Dans une interview qu’elle nous a accordée, la fondatrice de MADIARA KONE CABINET D’ETUDES ET DE CONSEILS dit sans détours ce qu’elle pense de la situation politico-socio -sécuritaire dans notre pays et propose des pistes de solutions.
1 -Bonjour Madame, pouvez-vous présenter ?

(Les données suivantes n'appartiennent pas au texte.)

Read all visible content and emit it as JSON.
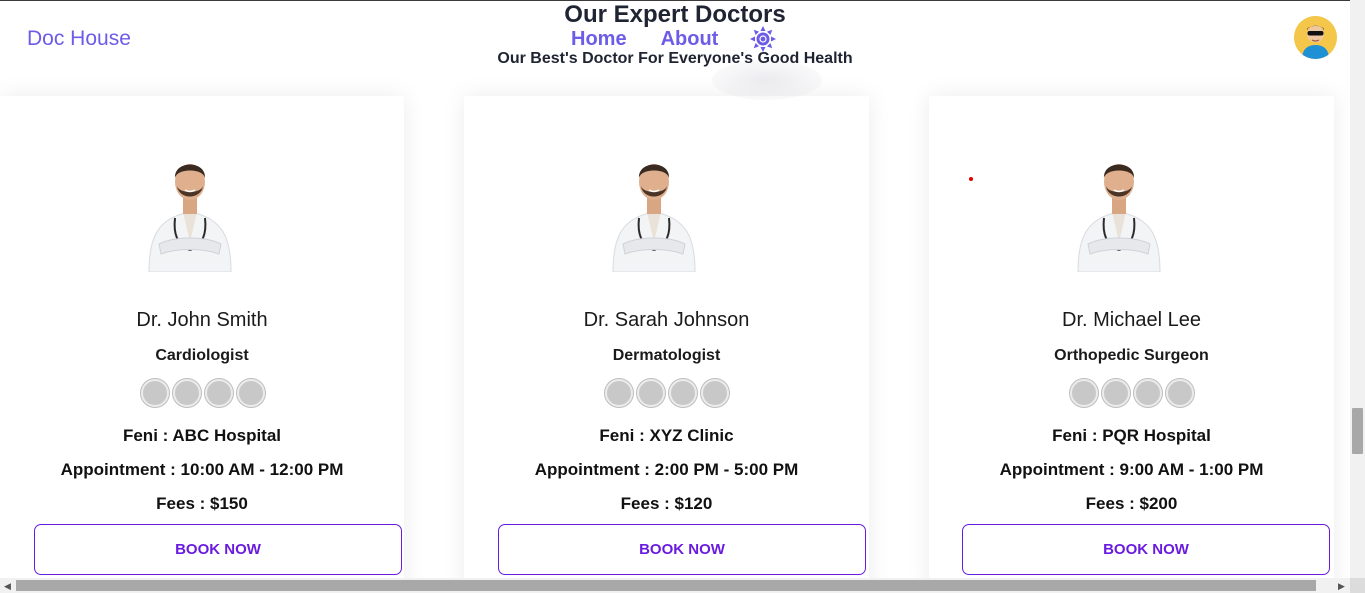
{
  "brand": "Doc House",
  "nav": {
    "home": "Home",
    "about": "About"
  },
  "heading": {
    "title": "Our Expert Doctors",
    "subtitle": "Our Best's Doctor For Everyone's Good Health"
  },
  "labels": {
    "location": "Feni : ",
    "appointment": "Appointment : ",
    "fees": "Fees : "
  },
  "doctors": [
    {
      "name": "Dr. John Smith",
      "specialty": "Cardiologist",
      "location": "ABC Hospital",
      "appointment": "10:00 AM - 12:00 PM",
      "fees": "$150",
      "button": "BOOK NOW"
    },
    {
      "name": "Dr. Sarah Johnson",
      "specialty": "Dermatologist",
      "location": "XYZ Clinic",
      "appointment": "2:00 PM - 5:00 PM",
      "fees": "$120",
      "button": "BOOK NOW"
    },
    {
      "name": "Dr. Michael Lee",
      "specialty": "Orthopedic Surgeon",
      "location": "PQR Hospital",
      "appointment": "9:00 AM - 1:00 PM",
      "fees": "$200",
      "button": "BOOK NOW"
    }
  ],
  "icons": {
    "theme": "sun-icon",
    "avatar": "user-avatar-icon",
    "rating": "rating-circle-icon"
  },
  "colors": {
    "accent": "#6c5ce7",
    "button": "#6a1be0"
  }
}
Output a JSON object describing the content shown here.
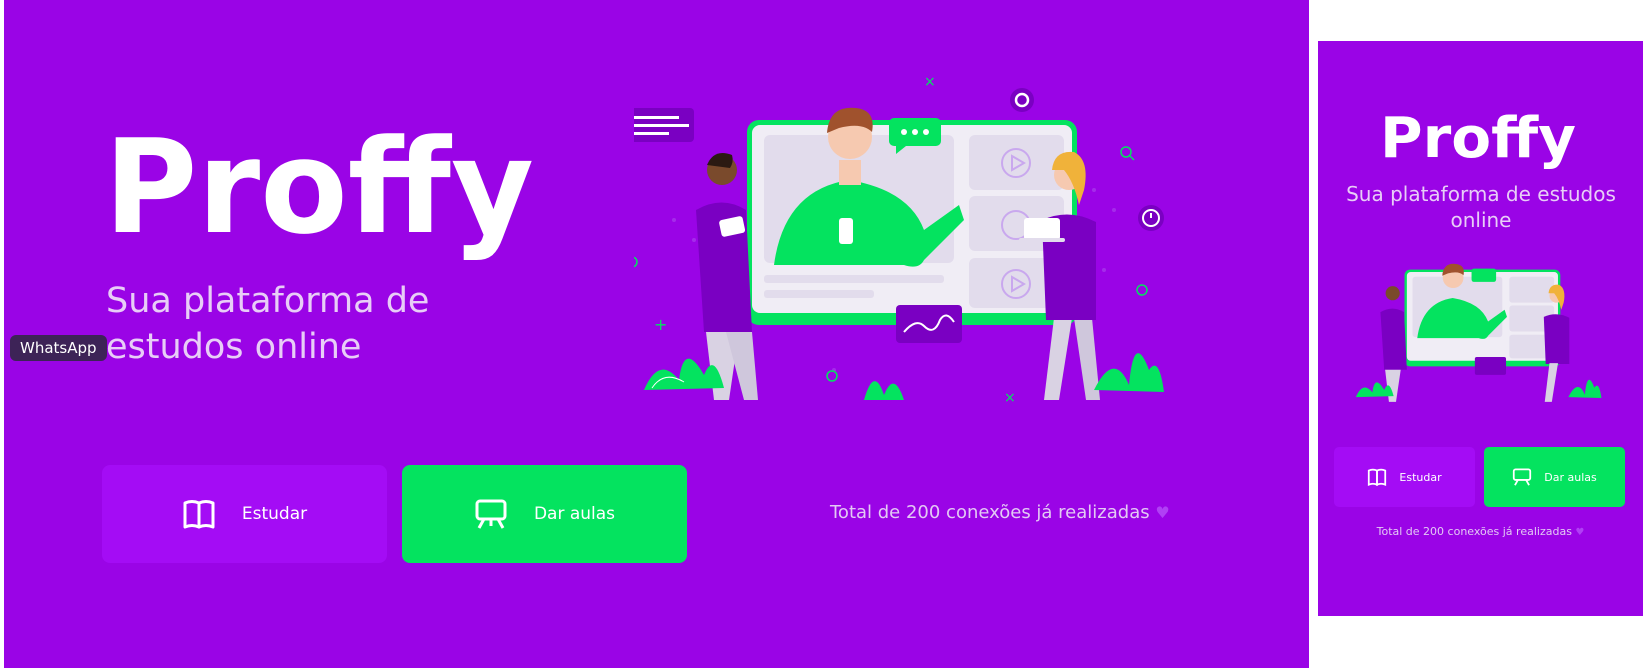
{
  "brand": {
    "name": "Proffy"
  },
  "hero": {
    "tagline_line1": "Sua plataforma de",
    "tagline_line2": "estudos online"
  },
  "buttons": {
    "study_label": "Estudar",
    "teach_label": "Dar aulas"
  },
  "stats": {
    "total_connections": "Total de 200 conexões já realizadas"
  },
  "tooltip": {
    "whatsapp": "WhatsApp"
  },
  "mobile": {
    "tagline": "Sua plataforma de estudos online"
  },
  "colors": {
    "background": "#9a04e6",
    "study_button": "#a40cf5",
    "teach_button": "#04e35f",
    "accent_green": "#04e35f",
    "text_light": "#e8cdf7"
  },
  "icons": {
    "study": "book-open-icon",
    "teach": "presentation-board-icon",
    "heart": "purple-heart-icon"
  }
}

M.K : Je suis Madiara Koné, Juriste d’origine malienne, issue d’un milieu proche du monde diplomatique, où mon un père fut 1er Conseiller du Mali au Ghana de 1980 à 1991. J’ai effectué ma scolarité à Accra (Ghana), ensuite au lycée Liberté A de Bamako, puis des études de droit à la Faculté des Sciences juridiques et économiques au Mali de l’université du Mali. Après une maîtrise de droit privé, j’ai poursuivie des études en Commerce commercial à l’Institut Universitaire de Gestion et bien d’autres formations, notamment en gestion des projets, en partenariats publics privés de la Banque Mondiale, la Gestion des conflits, les études mondiales et la Finance islamique. J’ai une expertise de treize ans dans le secteur des projets miniers, notamment la mine de Syama. En avril 2018, j’ai été élue 3eme secrétaire aux comptes du Conseil national des professionnels du diamant au Mali. En mars 2018, membre de la FENACOM (Fédération Nationale des Consultants du Mali) en partenariat avec le Patronat du Mali. Je suis la fondatrice de MADIARA KONE CABINET D’ETUDES ET DE CONSEILS.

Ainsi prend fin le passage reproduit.